ATHÉNÉE – THÉÂTRE LOUIS JOUVET 2013-2014: LUCRÈCE BORGIA de Victor HUGO le 19 OCTOBRE 2013 (Ms en scène: Lucie BERELOWITSCH)

Lucrèce Borgia, acte III Ivre-Morts ©Nicolas Joubard

Il est difficile de s’ôter de la mémoire le souvenir de Nada Stancar, sur le plan incliné, seul décor de Lucrèce Borgia dans la Cour d’honneur du Palais des Papes, et dans la mise en scène d’Antoine Vitez, une mise en scène dans et sur la nuit, une nuit des humains et des âmes,  nuit de la tragédie, car Vitez a traité Lucrèce Borgia non comme un drame romantique, mais comme une tragédie, une tragédie grecque, convoquant les grandes héroïnes de la tragédie grecque, Médée (l’empoisonneuse qui tue ses enfants), Clytemnestre (qui assassine son mari et qui est tuée par son fils), Jocaste (qui épouse son fils, ou même Phèdre (amoureuse de son beau fils). Car Lucrèce Borgia pourrait être la dernière et la plus misérable de cette longue lignée de mères meurtrières ou incestueuses: elle a un enfant illégitime de son frère Jean, assassiné par la jalousie de son autre frère César, amoureux lui-aussi de sa soeur; et pour couronner l’affaire, ils sont tous trois les enfants du Pape Alexandre VI. Et pour lui faire éviter la vindicte fraternelle, Lucrèce Borgia a toujours cherché à protéger son enfant (Gennaro), en l’éloignant et n’en a jamais perdu la trace: elle l’a envoyée grandir auprès d’un pêcheur sur les rivages calabrais, bien loin des cours ducales ou pontificales italiennes, bien loin des poisons et des dagues des Borgia. Quand Gennaro apprend qu’il n’est pas  fils de pêcheur, mais fils de grande famille, il reçoit  chaque mois une lettre de sa mère, une mère qu’il idolâtre sans la connaître. Lucrèce quant à elle, après une longue série de crimes de toutes sortes, aspire à la vertu, et cherche à revoir ce fils adoré: elle le rencontre à Venise, sans lui dire qui elle est. Les amis de Gennaro qui ont tous à se venger de Lucrèce Borgia,  qui pour un frère, qui pour un père, qui pour un ami,  lorsqu’ils voient Gennaro lui parler, lui révèlent son identité: Gennaro horrifié la fuit.
Tout ce beau monde se retrouve à Ferrare, chez le duc Alfonse d’Este, mari (jaloux) de Lucrèce Borgia: il a découvert ce qu’il croit être la relation coupable de son épouse avec Gennaro et entreprend de se venger. Suite de quiproquos, qui finiront mal. Lucrèce, désirant elle aussi se venger des amis de Gennaro qui l’ont humiliée au premier acte et révélé son identité, les empoisonne tous lors d’une fête, mais parmi eux, il y a aussi Gennaro, ce qui n’était pas prévu: celui-ci apprend de la bouche de Lucrèce qu’il est un Borgia, fils de Jean, et horrifié, il poignarde celle qu’il pense être sa tante. En expirant, elle lui apprend qu’elle est sa mère.

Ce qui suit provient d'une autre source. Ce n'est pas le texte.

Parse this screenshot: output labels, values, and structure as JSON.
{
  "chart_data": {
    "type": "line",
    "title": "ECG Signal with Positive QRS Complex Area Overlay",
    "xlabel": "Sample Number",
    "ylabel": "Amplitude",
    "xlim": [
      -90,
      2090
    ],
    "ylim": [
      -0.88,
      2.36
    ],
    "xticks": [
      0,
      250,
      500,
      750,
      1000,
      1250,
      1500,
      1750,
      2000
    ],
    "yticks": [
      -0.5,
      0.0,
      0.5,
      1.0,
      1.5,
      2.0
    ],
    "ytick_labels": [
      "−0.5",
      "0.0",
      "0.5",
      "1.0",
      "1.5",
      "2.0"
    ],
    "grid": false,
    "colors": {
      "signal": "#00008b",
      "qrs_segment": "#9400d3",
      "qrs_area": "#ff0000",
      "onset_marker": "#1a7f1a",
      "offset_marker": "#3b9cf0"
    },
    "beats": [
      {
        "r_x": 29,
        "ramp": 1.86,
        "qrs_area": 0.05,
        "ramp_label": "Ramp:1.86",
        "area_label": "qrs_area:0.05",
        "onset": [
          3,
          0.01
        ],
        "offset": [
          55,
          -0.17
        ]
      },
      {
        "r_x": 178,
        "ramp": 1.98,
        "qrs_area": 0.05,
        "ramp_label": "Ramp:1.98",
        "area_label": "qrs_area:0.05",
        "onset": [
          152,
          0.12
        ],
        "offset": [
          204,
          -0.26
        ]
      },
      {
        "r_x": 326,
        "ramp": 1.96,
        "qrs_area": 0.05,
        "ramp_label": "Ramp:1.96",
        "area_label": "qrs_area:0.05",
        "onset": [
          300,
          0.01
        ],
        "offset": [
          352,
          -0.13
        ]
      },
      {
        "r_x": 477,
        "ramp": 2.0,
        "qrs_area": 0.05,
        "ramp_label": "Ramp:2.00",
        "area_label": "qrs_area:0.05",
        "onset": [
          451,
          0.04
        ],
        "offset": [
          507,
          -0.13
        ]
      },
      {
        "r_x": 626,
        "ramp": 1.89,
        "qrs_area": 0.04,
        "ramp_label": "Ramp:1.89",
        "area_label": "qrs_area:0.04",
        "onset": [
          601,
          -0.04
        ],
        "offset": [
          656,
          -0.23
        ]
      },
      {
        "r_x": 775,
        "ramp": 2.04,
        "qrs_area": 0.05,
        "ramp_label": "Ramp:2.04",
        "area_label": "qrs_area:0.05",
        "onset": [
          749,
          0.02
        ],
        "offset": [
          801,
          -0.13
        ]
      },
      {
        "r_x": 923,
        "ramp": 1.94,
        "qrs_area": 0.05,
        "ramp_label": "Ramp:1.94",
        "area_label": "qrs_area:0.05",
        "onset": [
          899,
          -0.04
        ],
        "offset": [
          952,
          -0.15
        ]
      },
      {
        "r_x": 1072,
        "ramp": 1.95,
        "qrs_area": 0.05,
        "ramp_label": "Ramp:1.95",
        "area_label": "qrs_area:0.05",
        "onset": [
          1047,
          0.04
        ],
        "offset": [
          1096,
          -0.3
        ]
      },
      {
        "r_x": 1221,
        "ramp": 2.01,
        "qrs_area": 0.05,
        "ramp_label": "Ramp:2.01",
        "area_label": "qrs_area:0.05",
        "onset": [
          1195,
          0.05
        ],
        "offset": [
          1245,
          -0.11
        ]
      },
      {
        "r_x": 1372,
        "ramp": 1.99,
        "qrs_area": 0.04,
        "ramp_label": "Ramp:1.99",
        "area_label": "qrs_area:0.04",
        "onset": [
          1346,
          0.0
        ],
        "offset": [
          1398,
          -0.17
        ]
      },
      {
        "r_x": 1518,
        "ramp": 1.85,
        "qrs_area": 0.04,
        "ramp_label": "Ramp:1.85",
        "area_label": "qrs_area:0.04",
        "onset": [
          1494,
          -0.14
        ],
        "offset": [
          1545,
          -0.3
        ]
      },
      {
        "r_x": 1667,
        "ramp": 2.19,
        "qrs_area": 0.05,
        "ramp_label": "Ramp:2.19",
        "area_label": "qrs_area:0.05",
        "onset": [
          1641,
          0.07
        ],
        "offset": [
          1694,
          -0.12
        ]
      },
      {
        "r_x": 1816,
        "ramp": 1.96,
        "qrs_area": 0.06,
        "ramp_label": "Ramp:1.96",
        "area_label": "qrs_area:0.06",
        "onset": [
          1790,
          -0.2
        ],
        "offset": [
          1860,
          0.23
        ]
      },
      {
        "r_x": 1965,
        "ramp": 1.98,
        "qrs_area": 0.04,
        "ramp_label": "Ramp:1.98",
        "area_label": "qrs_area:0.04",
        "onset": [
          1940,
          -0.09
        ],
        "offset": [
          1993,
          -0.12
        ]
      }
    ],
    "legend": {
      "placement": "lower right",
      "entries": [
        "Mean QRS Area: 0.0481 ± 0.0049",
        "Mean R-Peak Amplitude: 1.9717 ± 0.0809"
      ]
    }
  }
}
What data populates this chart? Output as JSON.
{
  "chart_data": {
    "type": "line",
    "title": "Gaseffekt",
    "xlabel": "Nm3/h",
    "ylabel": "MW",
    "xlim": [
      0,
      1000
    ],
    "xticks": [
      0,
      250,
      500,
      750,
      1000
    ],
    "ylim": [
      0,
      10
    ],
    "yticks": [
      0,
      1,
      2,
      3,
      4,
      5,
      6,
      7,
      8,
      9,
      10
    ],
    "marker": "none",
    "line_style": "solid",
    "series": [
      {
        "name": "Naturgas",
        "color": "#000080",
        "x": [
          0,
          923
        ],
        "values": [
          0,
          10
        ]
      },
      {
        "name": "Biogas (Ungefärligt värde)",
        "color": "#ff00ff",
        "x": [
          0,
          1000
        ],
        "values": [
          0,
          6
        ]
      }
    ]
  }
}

Deux manières de voir cette pièce de Hugo (lui qui exigea le retrait des scènes de l’opéra de Donizetti pour plagiat), une lecture tragique et hiératique, ce fut l’option de Vitez (mais déjà évoquée par Théophile Gautier), qui fit de Nada Stancar une héroïne statufiée, sauvée par la maternité, et désormais mythique au milieu de la Cour d’honneur, et qui fit de la pièce une cérémonie du langage, et une lecture “romantique” et échevelée, violente, ébouriffante et ébouriffée, c’est l’option retenue par Lucie Berelowitsch, formée au conservatoire de Moscou, puis à l’école de Chaillot (qui n’existe plus).
Comme chez Vitez, Lucie Berelowitsch en fait une pièce nocturne, de cette nuit des ombres, des meurtres (la première image est un meurtre), de la violence, où il est difficile de distinguer  qui est bon et qui est méchant, où est le bien, où est le mal tant tous les personnages semblent s’équivaloir.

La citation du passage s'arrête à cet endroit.